Along the way, Marty and Marie find clues from each other's lives in each world. Yet, the real, tangible things are always found in the New York world. Eventually, she realizes that her New York Life is real and her French life is a dream. Marie's two daughters are herself when she was 7 and 11. Her friend, Jessie, is her memory of her mother who died when she was eleven.

Marty gives Aaron her journals as a way to understand her better.

==Cast==
- Demi Moore as Martha Marie / 'Marty' Talridge
- Julianne Nicholson as Kim
- William Fichtner as Aaron Reilly
- Sinéad Cusack as Jessie
- Joss Ackland as Dr. Langer, the French psychiatrist
- Peter Riegert as Dr. Peters, the New York psychiatrist
- Stellan Skarsgård as William Granther
- Eloise Eonnet as Jennifer 'Jenny' Talridge
- Gerry Bamman as Edward 'Ed' Youngerman

==Reception==
Passion of Mind garnered negative reviews from critics.
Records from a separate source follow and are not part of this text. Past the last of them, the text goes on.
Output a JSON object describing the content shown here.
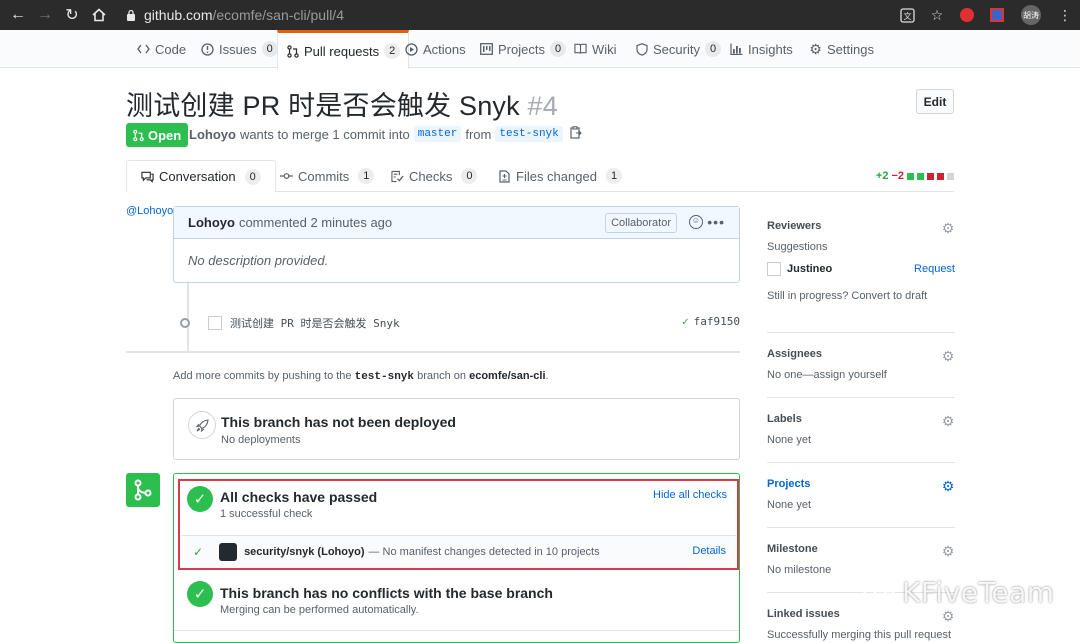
{
  "browser": {
    "url_host": "github.com",
    "url_path": "/ecomfe/san-cli/pull/4",
    "profile_label": "胡涛"
  },
  "repo_nav": {
    "tabs": [
      {
        "label": "Code",
        "icon": "code-icon",
        "count": ""
      },
      {
        "label": "Issues",
        "icon": "issue-icon",
        "count": "0"
      },
      {
        "label": "Pull requests",
        "icon": "pull-request-icon",
        "count": "2"
      },
      {
        "label": "Actions",
        "icon": "play-icon",
        "count": ""
      },
      {
        "label": "Projects",
        "icon": "project-icon",
        "count": "0"
      },
      {
        "label": "Wiki",
        "icon": "book-icon",
        "count": ""
      },
      {
        "label": "Security",
        "icon": "shield-icon",
        "count": "0"
      },
      {
        "label": "Insights",
        "icon": "graph-icon",
        "count": ""
      },
      {
        "label": "Settings",
        "icon": "gear-icon",
        "count": ""
      }
    ]
  },
  "pr": {
    "title": "测试创建 PR 时是否会触发 Snyk",
    "number": "#4",
    "edit_label": "Edit",
    "state": "Open",
    "author": "Lohoyo",
    "merge_text": "wants to merge 1 commit into",
    "base": "master",
    "from_text": "from",
    "head": "test-snyk"
  },
  "pr_tabs": [
    {
      "label": "Conversation",
      "icon": "comment-icon",
      "count": "0"
    },
    {
      "label": "Commits",
      "icon": "commit-icon",
      "count": "1"
    },
    {
      "label": "Checks",
      "icon": "checklist-icon",
      "count": "0"
    },
    {
      "label": "Files changed",
      "icon": "file-diff-icon",
      "count": "1"
    }
  ],
  "diffstat": {
    "additions": "+2",
    "deletions": "−2"
  },
  "comment": {
    "avatar_alt": "@Lohoyo",
    "author": "Lohoyo",
    "time": "commented 2 minutes ago",
    "role": "Collaborator",
    "body": "No description provided."
  },
  "commit": {
    "message": "测试创建 PR 时是否会触发 Snyk",
    "sha": "faf9150"
  },
  "hint": {
    "prefix": "Add more commits by pushing to the",
    "branch": "test-snyk",
    "middle": "branch on",
    "repo": "ecomfe/san-cli",
    "suffix": "."
  },
  "deploy": {
    "title": "This branch has not been deployed",
    "subtitle": "No deployments"
  },
  "checks": {
    "title": "All checks have passed",
    "subtitle": "1 successful check",
    "hide_label": "Hide all checks",
    "row_name": "security/snyk (Lohoyo)",
    "row_desc": "— No manifest changes detected in 10 projects",
    "details_label": "Details"
  },
  "conflicts": {
    "title": "This branch has no conflicts with the base branch",
    "subtitle": "Merging can be performed automatically."
  },
  "sidebar": {
    "reviewers": {
      "title": "Reviewers",
      "suggestions": "Suggestions",
      "user": "Justineo",
      "request": "Request",
      "draft": "Still in progress? Convert to draft"
    },
    "assignees": {
      "title": "Assignees",
      "text": "No one—assign yourself"
    },
    "labels": {
      "title": "Labels",
      "text": "None yet"
    },
    "projects": {
      "title": "Projects",
      "text": "None yet"
    },
    "milestone": {
      "title": "Milestone",
      "text": "No milestone"
    },
    "linked": {
      "title": "Linked issues",
      "text": "Successfully merging this pull request"
    }
  },
  "watermark": "KFiveTeam",
  "colors": {
    "accent": "#0366d6",
    "success": "#2cbe4e",
    "tab_active": "#e36209",
    "highlight": "#d73a49"
  }
}
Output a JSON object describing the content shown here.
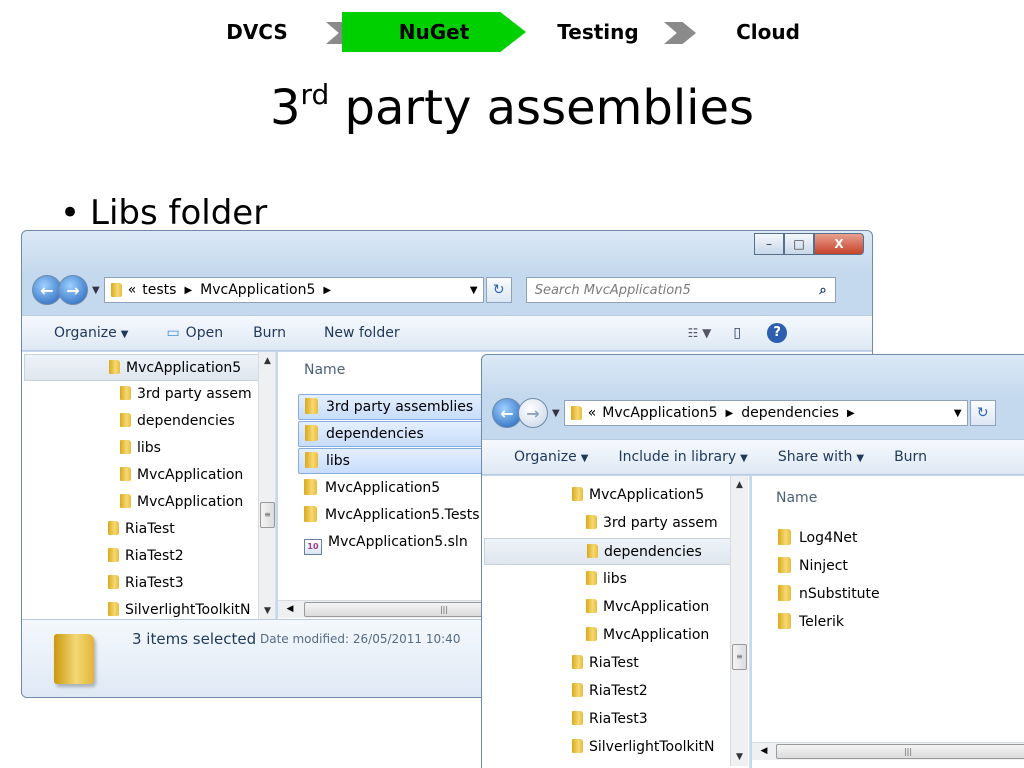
{
  "header": {
    "steps": [
      "DVCS",
      "NuGet",
      "Testing",
      "Cloud"
    ],
    "active_step": "NuGet",
    "active_color": "#00d000",
    "title_main": "3",
    "title_sup": "rd",
    "title_rest": " party assemblies",
    "bullet": "Libs folder"
  },
  "window1": {
    "caption_buttons": {
      "minimize": "–",
      "maximize": "□",
      "close": "X"
    },
    "breadcrumb": [
      "«",
      "tests",
      "MvcApplication5"
    ],
    "search_placeholder": "Search MvcApplication5",
    "toolbar": {
      "organize": "Organize",
      "open": "Open",
      "burn": "Burn",
      "new_folder": "New folder"
    },
    "nav_tree": [
      "MvcApplication5",
      "3rd party assem",
      "dependencies",
      "libs",
      "MvcApplication",
      "MvcApplication",
      "RiaTest",
      "RiaTest2",
      "RiaTest3",
      "SilverlightToolkitN"
    ],
    "column_header": "Name",
    "files": [
      "3rd party assemblies",
      "dependencies",
      "libs",
      "MvcApplication5",
      "MvcApplication5.Tests",
      "MvcApplication5.sln"
    ],
    "selected_count": "3 items selected",
    "date_modified": "Date modified: 26/05/2011 10:40"
  },
  "window2": {
    "breadcrumb": [
      "«",
      "MvcApplication5",
      "dependencies"
    ],
    "toolbar": {
      "organize": "Organize",
      "include": "Include in library",
      "share": "Share with",
      "burn": "Burn"
    },
    "nav_tree": [
      "MvcApplication5",
      "3rd party assem",
      "dependencies",
      "libs",
      "MvcApplication",
      "MvcApplication",
      "RiaTest",
      "RiaTest2",
      "RiaTest3",
      "SilverlightToolkitN"
    ],
    "column_header": "Name",
    "files": [
      "Log4Net",
      "Ninject",
      "nSubstitute",
      "Telerik"
    ]
  }
}
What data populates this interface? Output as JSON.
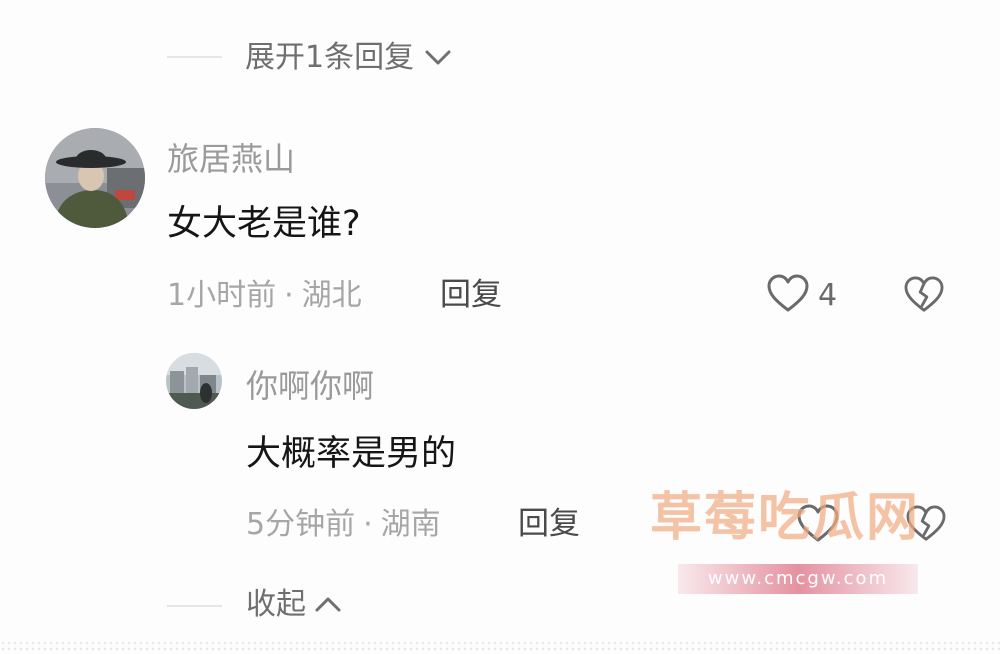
{
  "thread": {
    "expand_label": "展开1条回复",
    "collapse_label": "收起"
  },
  "comment": {
    "username": "旅居燕山",
    "text": "女大老是谁?",
    "time": "1小时前",
    "location": "湖北",
    "separator": "·",
    "reply_label": "回复",
    "like_count": "4"
  },
  "reply": {
    "username": "你啊你啊",
    "text": "大概率是男的",
    "time": "5分钟前",
    "location": "湖南",
    "separator": "·",
    "reply_label": "回复"
  },
  "watermark": {
    "text": "草莓吃瓜网",
    "url": "www.cmcgw.com"
  },
  "icons": {
    "expand": "chevron-down-icon",
    "collapse": "chevron-up-icon",
    "like": "heart-outline-icon",
    "dislike": "broken-heart-icon"
  },
  "colors": {
    "background": "#fdfdfd",
    "username": "#9a9a9a",
    "comment_text": "#161616",
    "meta": "#a6a6a6",
    "watermark": "#f0ac82"
  }
}
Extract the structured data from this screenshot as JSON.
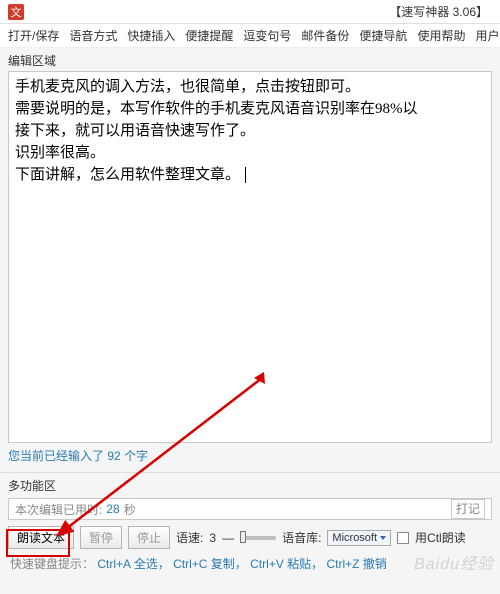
{
  "title": "【速写神器 3.06】",
  "app_icon_char": "文",
  "menu": {
    "open_save": "打开/保存",
    "voice_mode": "语音方式",
    "quick_insert": "快捷插入",
    "handy_reminder": "便捷提醒",
    "sentence_change": "逗变句号",
    "mail_backup": "邮件备份",
    "handy_nav": "便捷导航",
    "usage_help": "使用帮助",
    "user_center": "用户中心"
  },
  "editor": {
    "section_label": "编辑区域",
    "content": "手机麦克风的调入方法，也很简单，点击按钮即可。\n需要说明的是，本写作软件的手机麦克风语音识别率在98%以\n接下来，就可以用语音快速写作了。\n识别率很高。\n下面讲解，怎么用软件整理文章。"
  },
  "status": {
    "prefix": "您当前已经输入了",
    "count": "92",
    "suffix": "个字"
  },
  "multi": {
    "label": "多功能区",
    "timer_prefix": "本次编辑已用时:",
    "timer_value": "28",
    "timer_unit": "秒"
  },
  "controls": {
    "read_text": "朗读文本",
    "pause": "暂停",
    "stop": "停止",
    "speed_label": "语速:",
    "speed_value": "3",
    "voice_library_label": "语音库:",
    "voice_library_value": "Microsoft",
    "checkbox_label": "用Ctl朗读",
    "rt_placeholder": "打记"
  },
  "hints": {
    "prefix": "快速键盘提示：",
    "k1": "Ctrl+A",
    "v1": "全选，",
    "k2": "Ctrl+C",
    "v2": "复制，",
    "k3": "Ctrl+V",
    "v3": "粘贴，",
    "k4": "Ctrl+Z",
    "v4": "撤销"
  },
  "watermark": "Baidu经验"
}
Review aggregator Rotten Tomatoes gave it a 20% approval rating, based on 35 reviews, with an average score of 4/10. On Metacritic, the film has a weighted average score of 28 out of 100, based on 27 critics, indicating "generally unfavorable reviews".

Emanuel Levy, writing for Variety, criticized Bass and Field's "narrowly-scoped, undernourished script" for taking its main concept and explained it in "a more rational and clinical way", but praised Berliner and his production crew for constructing "workable tension" during the first half with "impressive mise-en-scene" and "smooth transitions" between the two different lives and the performances of Moore, Skarsgård and Fichtner, concluding that: "Due to them, "Passion of Mind" is more successful and enjoyable as a variation on the prevalent screen theme of romantic triangle than as a psychological case of split personality." Marjorie Baumgarten of The Austin Chronicle was also critical of the "woefully underwritten" script telling "a preposterous story" with an unearned "explanatory climax", but gave praise to Moore, Skarsgård and Fichtner, saying they "perform ably and strike more than a few pleasant moments in this otherwise forgettable drama." Roger Ebert felt the screenplay paled in comparison to the similarly premised Me Myself I when constructing its story with supernatural and multiple personality elements, saying it gave unanswered questions that overshadow the content and leads to an "unconvincingly neat" conclusion. Entertainment Weeklys Lisa Schwarzbaum gave the film a "D+" grade, calling it "a weirdly rococo and psychologically nonsensical application" of the "folks surfing the space-time/living-dead continuum" formula that was previously used by Frequency, Me Myself I and Sliding Doors.

Moore was nominated for a Golden Raspberry Award for Worst Actress for her roles, but lost to Madonna for The Next Best Thing.

Positive reviews focus on the theme of psychological healing after childhood trauma.